Como o Holocausto influenciou o movimento sionista e a criação do Estado de Israel?

Haasz: Antes do Holocausto o apoio dentro da comunidade judaica ao movimento sionista era ínfimo, e principalmente de judeus bastante religiosos. Depois do Holocausto, facilitou-se a imigração de sobreviventes para a Palestina que, antes da Organização das Nações Unidas (ONU) decretar a criação do Estado de Israel, era uma colônia britânica. Muitas destas pessoas que passaram pelos horrores do Holocausto tentaram imigrar para outros países e foram rejeitadas, aceitando, então, irem para a Palestina, enquanto outros optaram mesmo por ir construir um estado judaico. Esses imigrantes depois da Nakba [Nota Igualize: o termo significa, em árabe, ‘catástrofe’ ou ‘desastre’ e designa o primeiro êxodo em massa de palestinos durante o conflito entre Israel e países árabes], em 1948, receberam casas dos palestinos que foram expulsos e aguardavam em campos de refugiados na Síria, Jordânia e Gaza para voltarem aos seus lares , o que não aconteceu até hoje. 

A ONU, criada depois da 2ª Guerra Mundial, tem entre seus objetivos originais a manutenção da paz entre as nações. Fica bastante difícil entender como 2 anos depois de sua formação fez o plano de partição da Palestina, no qual declarou que 56% da terra da Palestina seria o estado judaico, sendo que a população judaica na palestina era um terço da população local. Número que aumentou rapidamente. Em 1918, a população judaica na Palestina era de 50 mil e, em 1947, quando a ONU fez seu plano de partição, já chegava a 680 mil. 

Quais são os principais objetivos do movimento sionista no passado e hoje?
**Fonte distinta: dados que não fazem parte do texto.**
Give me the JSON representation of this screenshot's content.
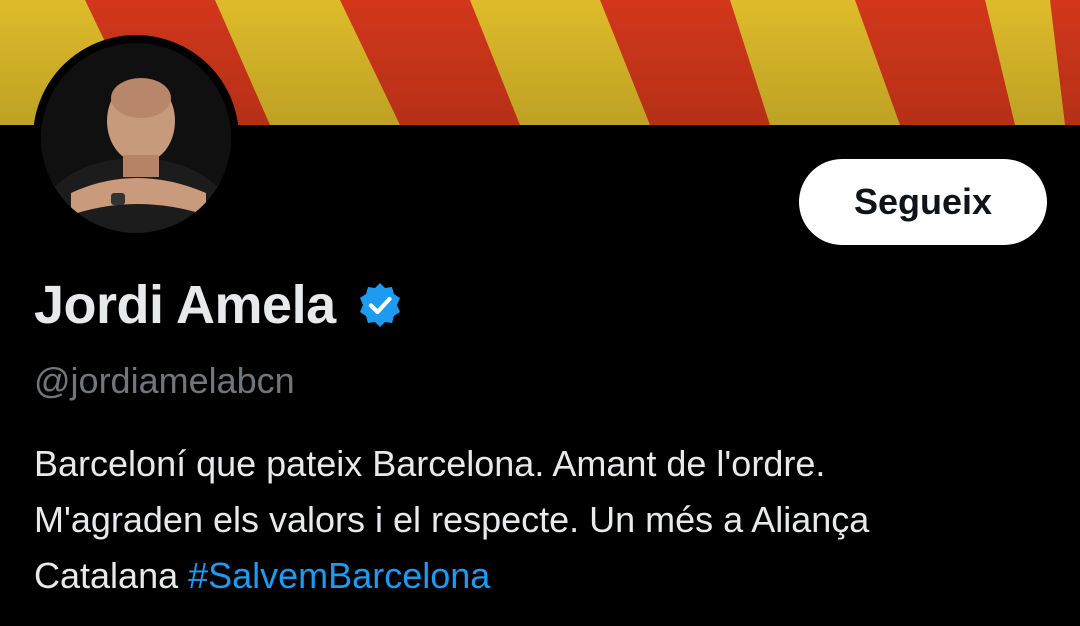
{
  "banner": {
    "description_icon": "catalan-flag-banner",
    "colors": {
      "yellow": "#e9c52c",
      "red": "#dd3a1c"
    }
  },
  "avatar": {
    "icon": "profile-photo"
  },
  "actions": {
    "follow_label": "Segueix"
  },
  "profile": {
    "display_name": "Jordi Amela",
    "verified_icon": "verified-badge-icon",
    "handle": "@jordiamelabcn"
  },
  "bio": {
    "line1": "Barceloní que pateix Barcelona. Amant de l'ordre.",
    "line2": "M'agraden els valors i el respecte. Un més a Aliança",
    "line3_text": "Catalana ",
    "hashtag": "#SalvemBarcelona"
  },
  "colors": {
    "background": "#000000",
    "text_primary": "#e7e9ea",
    "text_secondary": "#71767b",
    "accent": "#1d9bf0"
  }
}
Haasz: Criar e sustentar um estado judaico, para isso, precisa ter controle populacional para a manutenção da maioria judaica. Este se dá por meio de sua estrutura colonial de povoamento (na Palestina) e de um sistema de apartheid (segregação de palestinos).

Quais as características do sionismo hoje?

Haasz: Hoje o sionismo é a ideologia que rege o estado de Israel se concretizando nas várias formas de controle da população palestina, como o genocídio (eliminação sistemática e deliberada de um grupo étnico, religioso ou nacional) em curso em Gaza; e o apartheid (segregação) evidente na Cisjordania e dentro das fronteiras (estabelecidas pela ONU) de 1948. Essa ideologia também se concretiza com os apoios financeiros de governos estrangeiros e a manutenção de relações comerciais e diplomáticas com Israel. Parte importante do sionismo, desde seu início, é a propaganda produzida sobre o que ele é, que encobre e apaga com mentiras o que historicamente tem sido feito para a sua manutenção. Por exemplo depois da Nakba, nome dado aos acontecimentos que levaram a fundação do Estado, criou-se a história de que os países árabes que atacam “a gente” e os palestinos fugiram sozinhos, dois mitos que já se provou serem mentira, mas que continuam sendo ensinados em escolas judaicas no mundo todo e em Israel. Nesse momento estamos vendo as mentiras que o governo israelense fabrica sobre o genocidio em curso, uma delas foi reproduzida pelo presidente americano Joe Biden que disse ter visto fotos de bebês decapitados pelo Hamas. Essa fotos nunca existiram porque isso não aconteceu. Não se tem vidência de que isso tenha ocorrido no ataque de 7 de outubro. 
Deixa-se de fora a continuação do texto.